PA is Under-Diagnosed

Primary Aldosteronism is Missed or Misdiagnosed 95% of the Time

In a retrospective cohort study of 4,660 patients with resistant hypertension in California, the screening rate for primary aldosteronism was 2.1%.

An Australian study found that in a group of 87 hypertensives, 69.2% had indications for primary aldosteronism, but only 3.2% were actually screened. At the time of referral to the country’s national health service, 61% of the patients had had hypertension for over 10 years, and 42% of the patients had developed end-organ damage.

Primary Aldosteronism is Not Rare

In 2020, The Unrecognized Prevalence of Primary Aldosteronism unequivocally showed that PA is a highly prevalent syndrome that represents a major public health issue. Based on this study and on 2021 US census data: 40 million Americans aged 18 or older have PA. This equals to 1 in 8 Americans, or 12% of the US population.

Even with a prevalence 3 times lower than this, PA would affect:

In the US: the equivalent of the entire population of the states of Wyoming, Montana, Idaho, North and South Dakota, Nebraska, and Utah combined, or
Worldwide: the equivalent of the entire population of the UK, France, Italy, and Spain combined.

US Population Equivalent
under 4% Prevalence

Worldwide Population Equivalent
under 4% Prevalence

Why Primary Aldosteronism is Under-Diagnosed

Primary aldosteronism is mistakenly considered rare. The definition of “rare disease” varies across countries. In the US, a disease is considered rare when it affects less than 200,000 people. In Europe, a condition is defined as rare when fewer than 2,000 individuals are affected. In all evidence, hyperaldosteronism does not meet the criteria of these definitions. The disease is “believed” to be rare while, in fact, it is widespread.

Inadequate physician training. The common misbelief that primary aldosteronism is rare is embedded in medical education. It particularly affects primary care and internal medicine physicians who are not cautioned that hyperaldosteronism is widespread, and must be promptly and adequately diagnosed.

Lack of research. Understanding of excess aldosterone remains fragmented, and its measurement threshold (12.0 g per 24 hours) arbitrary. While a cut-off value is needed to enable case detection, this value is currently so high that even systematic screening would miss a significant number of patients.

Lack of standardization. Fragmented understanding of the disease equally affects diagnostic protocols. Among others:

While Aldosterone Renin Ratios are widely available, assays vary across laboratories, thereby rendering their accuracy and reliability questionable.
The modalities of confirmatory testing range from the ingestion of salt tablets at home to a saline infusion done under medical supervision.
Some medical centers use ACTH stimulation to determine the disease subtype, while others do not.

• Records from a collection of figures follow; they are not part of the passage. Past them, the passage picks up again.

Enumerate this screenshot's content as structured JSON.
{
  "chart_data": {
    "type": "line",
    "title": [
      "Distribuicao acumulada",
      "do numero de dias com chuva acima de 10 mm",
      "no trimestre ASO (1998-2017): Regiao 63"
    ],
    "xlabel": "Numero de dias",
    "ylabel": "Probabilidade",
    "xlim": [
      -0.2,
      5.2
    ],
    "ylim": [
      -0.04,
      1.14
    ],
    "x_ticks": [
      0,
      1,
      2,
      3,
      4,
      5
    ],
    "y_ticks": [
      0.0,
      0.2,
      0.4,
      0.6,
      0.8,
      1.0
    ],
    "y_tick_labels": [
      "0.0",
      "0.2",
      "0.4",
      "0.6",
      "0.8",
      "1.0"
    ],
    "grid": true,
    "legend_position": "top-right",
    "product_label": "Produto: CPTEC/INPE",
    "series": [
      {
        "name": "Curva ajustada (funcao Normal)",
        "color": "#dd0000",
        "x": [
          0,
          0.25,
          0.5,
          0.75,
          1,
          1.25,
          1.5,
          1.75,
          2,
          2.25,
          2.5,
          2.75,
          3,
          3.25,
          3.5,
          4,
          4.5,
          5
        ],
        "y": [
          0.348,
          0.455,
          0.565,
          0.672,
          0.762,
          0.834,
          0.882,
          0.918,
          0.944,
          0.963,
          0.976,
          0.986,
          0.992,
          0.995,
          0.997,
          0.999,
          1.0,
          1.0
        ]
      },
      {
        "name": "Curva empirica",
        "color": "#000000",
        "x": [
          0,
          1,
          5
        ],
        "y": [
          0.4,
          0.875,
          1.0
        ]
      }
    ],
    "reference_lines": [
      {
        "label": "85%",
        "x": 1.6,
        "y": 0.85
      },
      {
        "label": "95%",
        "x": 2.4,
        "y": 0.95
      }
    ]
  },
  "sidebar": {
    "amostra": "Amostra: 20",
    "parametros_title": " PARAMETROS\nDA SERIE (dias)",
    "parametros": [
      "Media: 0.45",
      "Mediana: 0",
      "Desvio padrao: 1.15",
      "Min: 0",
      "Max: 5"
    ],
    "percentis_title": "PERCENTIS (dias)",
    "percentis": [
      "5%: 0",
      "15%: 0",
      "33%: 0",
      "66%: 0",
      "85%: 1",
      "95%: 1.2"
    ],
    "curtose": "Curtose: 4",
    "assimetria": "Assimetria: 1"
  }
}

Testing cost and complexity. Workup is not complete without adrenal venous sampling, a procedure few medical centers can successfully offer to their patients since it can only be performed by experienced interventional radiologists. Not only is the procedure costly, its low success rate outside of expert centers leads to repeat testing, and in extreme cases, erroneous surgical recommendations.

References

Brown, J. M., Siddiqui, M., Calhoun, D. A., Carey, R. M., Hopkins, P. N., Williams, G. H., & Vaidya, A. (2020). The unrecognized prevalence of primary aldosteronism: a cross-sectional study. Annals of Internal Medicine, 173(1), 10-20.
Funder, J. W. (2020). Primary aldosteronism: at the tipping point. Annals of Internal Medicine, 173(1), 65-66.
Reincke, M., Beuschlein, F., & Williams, T. A. (2020). Progress in primary aldosteronism 2019: new players on the block? Hormone and Metabolic Research, 52(6), 345-346.
Monticone, S., Burrello, J., Tizzani, D., Bertello, C., Viola, A., Buffolo, F., Gabetti, L., Mengozzi, G., Williams, T. A., Rabbia, F., Veglio, F., & Mulatero, P., Prevalence and clinical manifestations of primary aldosteronism encountered in primary care practice. Journal of the American College of Cardiology, 69(14), 1811-1820.
Lim, Y. Y., Shen, J., Fuller, P. J., & Yang, J. (2018). Current pattern of primary aldosteronism diagnosis: delayed and complicated. Australian Journal of General Practice, 47(10), 712-718.
Hannemann, A., & Wallaschofski, H. (2012). Prevalence of primary aldosteronism in patient’s cohorts and in population-based studies – A review of the current literature. Hormone and Metabolic Research, 44(3),157-62.
Rossi, E., Perazzoli, F., Negro, A., & Magnani, A. (2017). Diagnostic rate of primary aldosteronism in Emilia‐Romagna, Northern Italy, during 16 years (2000–2015). Journal of Hypertension, 35(8), 1691-1697.